Bin Laden says he and his friends continued listening to the radio, and soon, "they announced that another plane had hit the World Trade Center. The brothers who heard the news were overjoyed by it."

According to the tape, bin Laden also told associates that some of the Sept. 11 hijackers did not know about the details of their mission until just before they boarded the planes.

"The brothers, who conducted the operation, all they knew was that they have a martyrdom operation and we asked each of them to go to America but they didn't know anything about the operation, not even one letter," he said, according to the translation of bin Laden's remarks. "But they were trained and we did not reveal the operation to them until they are there and just before they boarded the planes."
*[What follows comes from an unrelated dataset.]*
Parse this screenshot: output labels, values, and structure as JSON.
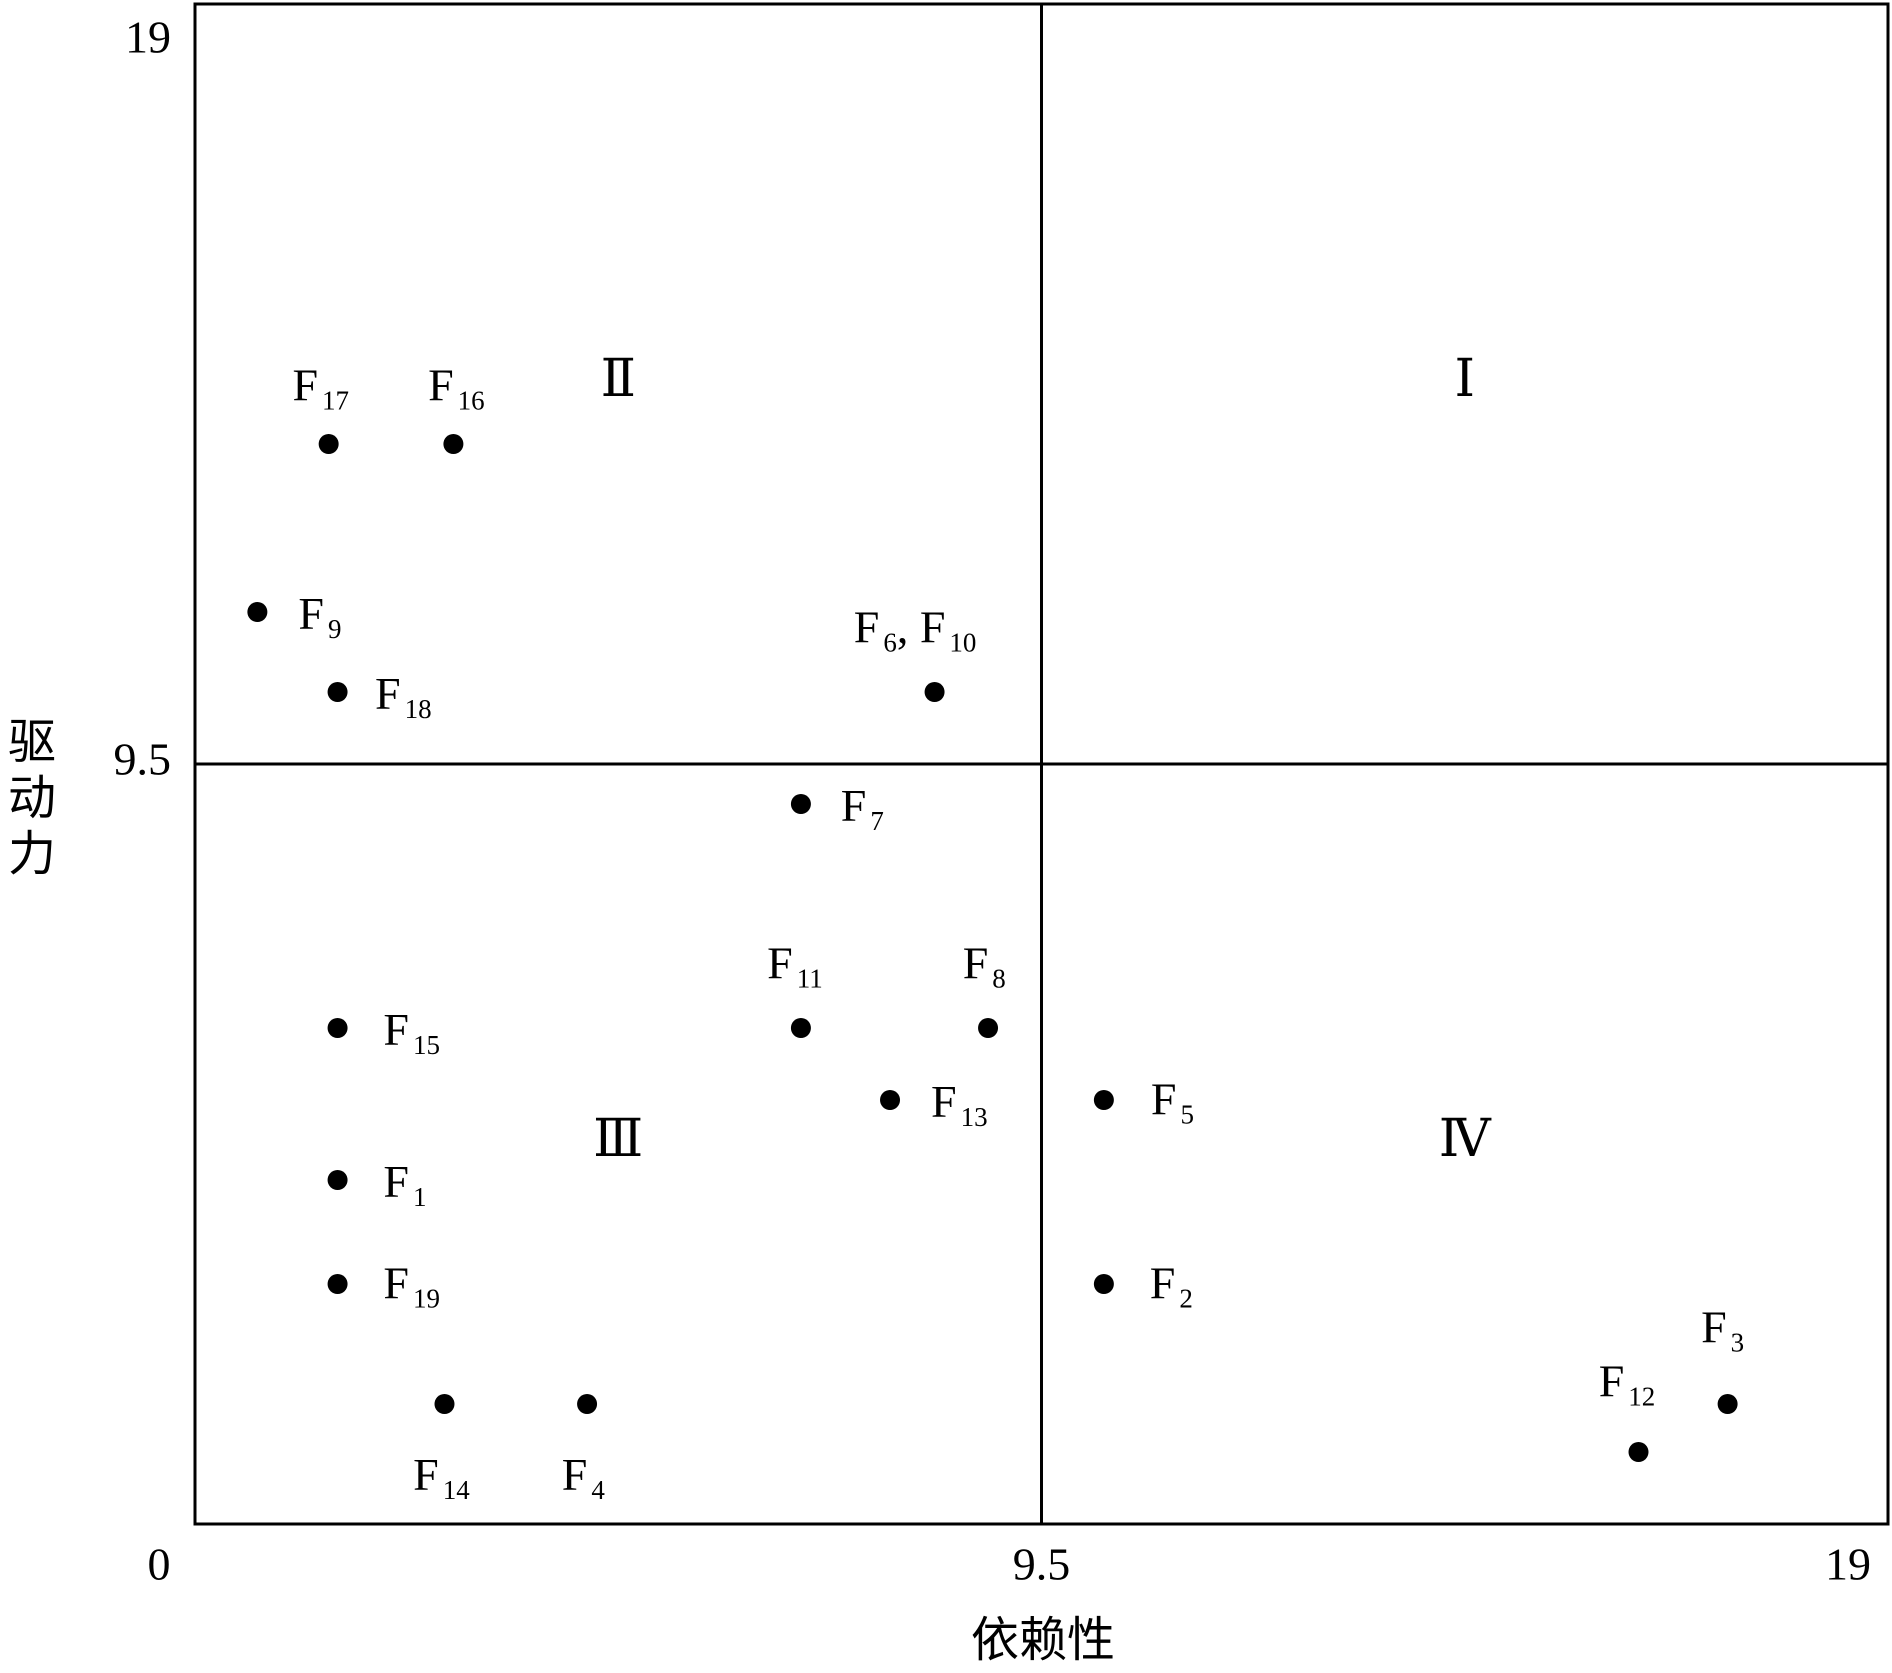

On the tape, bin Laden also confirms what U.S. officials have believed about Mohamed Atta, who is thought to have piloted American Airlines Flight 11 when it hit the World Trade Center — that he was the ringleader of the 19 hijackers. "Mohamed [Atta] from the Egyptian family was in charge of the group," bin Laden is quoted as saying.

At the White House on Thursday, spokesman Ari Fleischer said President Bush "has known all along that Osama bin Laden was behind this. It came as no surprise to the president," he said.

As the U.S. bombing campaign in Afghanistan continues, bin Laden is still on the run. A $25 million reward has been posted for information leading to his capture. "We think he's in Afghanistan. We are chasing him. He is hiding. He does not want us to know where he is," Rumsfeld said.